Incomes at the Top Rebounded in First Full Year of Recovery, New Analysis of Tax Data Shows
Top 1 Percent’s Share of Income Starting to Rise Again
End Notes
[1] Emmanuel Saez, “Striking It Richer: The Evolution of Top Incomes in the United States (updated with 2009 and 2010 estimates),” March 2, 2012. Available at http://elsa.berkeley.edu/~saez/saez-UStopincomes-2010.pdf.
[2] Piketty and Saez rely on detailed Internal Revenue Service micro-files for available years, extending the full series to 1913 using aggregate data and statistical techniques. Their March 2012 revision incorporates the detailed micro-files for 2009 and 2010. For details on their methods, see Thomas Piketty and Emmanuel Saez, “Income Inequality in the United States: 1913-1998,” Quarterly Journal of Economics, February 2003. Their most recent data are available at http://elsa.berkeley.edu/~saez/TabFig2010.xls.
[3] One of the most important limitations of the IRS data used by Piketty and Saez is that they do not include people who do not file income tax returns. Rich data on this population are available through the Census Bureau, but the Census data have incomplete information about incomes at the very top of the distribution.

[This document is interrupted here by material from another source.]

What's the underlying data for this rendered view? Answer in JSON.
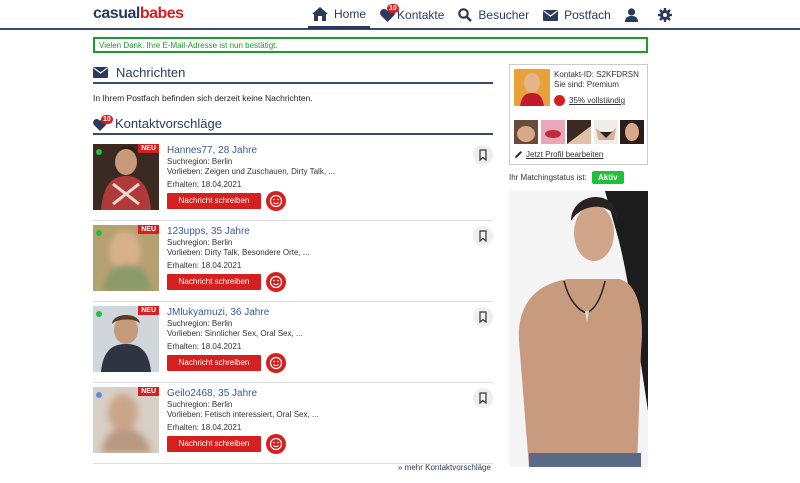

Also, neither Piketty-Saez nor Census adjusts incomes for family size, which can distort trends when average family size changes over time. CBO publishes an analysis combining the Piketty-Saez and Census data to estimate average federal tax rates paid by households in various income categories, as well as before- and after-tax household incomes adjusted for family size; this provides the most comprehensive analysis of income distribution but is not as timely as the Piketty-Saez analysis. The most recent CBO report uses 2007 data and provides historical data only back to 1979; see http://www.cbo.gov/publications/collections/collections.cfm?collect=13.
For a more detailed description of these and other sources of income inequality data, please see Chad Stone, Hannah Shaw, Danilo Trisi, and Arloc Sherman, “A Guide to Statistics on Historical Trends in Income Inequality,” Center on Budget and Policy Priorities, March 5, 2012, https://www.cbpp.org/files/11-28-11pov.pdf.
[4] The adjustment for population growth is made to account for the fact that with a growing population, income must increase to keep average household income constant. Additional growth is necessary to raise average living standards. The shares of growth reported in the text are the shares of the income available to raise living standards that go to different income groups.
[5] The last economic expansion began in November 2001 and ended in December 2007. However, the real income of the top 1 percent of households did not reach a trough until 2002 and that of the bottom 90 percent until 2003. For the purposes of this paper, we measure income growth between 2002 and 2007. If we had chosen 2001 as the base year, the share of income gains accruing to the top 1 percent and bottom 90 percent of households would have been 76 percent and 2 percent, respectively. If we had chosen 2003, those respective shares would have been 59 percent and 20 percent. As footnote 2 explains, the CBO data might show somewhat different differential growth between the top 1 percent and the bottom 90 percent, but a large disparity would still exist.
[6] CBO data are more comprehensive than Piketty-Saez — especially for the bottom 90 percent of households — because they are not based exclusively on tax return data. CBO combines tax data with Census data to offer a richer account of incomes lower down the income distribution. The CBO data cited here account for such things as government cash transfers, public and private non-cash benefits (such as government health and nutrition assistance benefits and employer-paid health insurance benefits), and federal taxes. For more on the differences between the data analyzed by Piketty and Saez and CBO, please see Stone et al., 2011.